Sunday, April 28, 2013

Some tough lessons that I am slow to learn

I have been relying on other people to support me for years. No, not financially, I pride myself on being able to do that for the most part. But emotionally. For some reason, I came to believe the people in my life that I love and support would love and support me in the same fashion, with the same honesty. Boy, have I been wrong.
There is no reason to go into all the details, but in truth, no matter how close people are to me  in my life, the only person I can fully rely upon is myself. No one will have my back. No one else will honestly support me as I actually need. So, it is all up to me. And I am becoming okay with that. I admit that it is a painful lesson to learn. But I am learning it. I am tired of being hurt because I have not learned it.

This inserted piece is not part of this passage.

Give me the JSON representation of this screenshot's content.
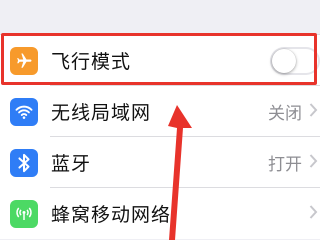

So in this learning, I have realized that I just need to do what I need to do to be okay myself. To be healthy and happy.
I have been struggling with my weight for a long time. I keep failing. I keep relying on support that I just am not getting. I am done with that. It is harder without support, but it will be easier if I do not expect to get any. And that is where I am.
I have also learned that liars will always be liars. Period. I am done believing them or opening myself to them.

Spring is a time of growth and I am planning to take this information and grow from it and do the best that I can not to become bitter. Because if I am bitter then I have not learned my lesson. It is a lesson I need to learn.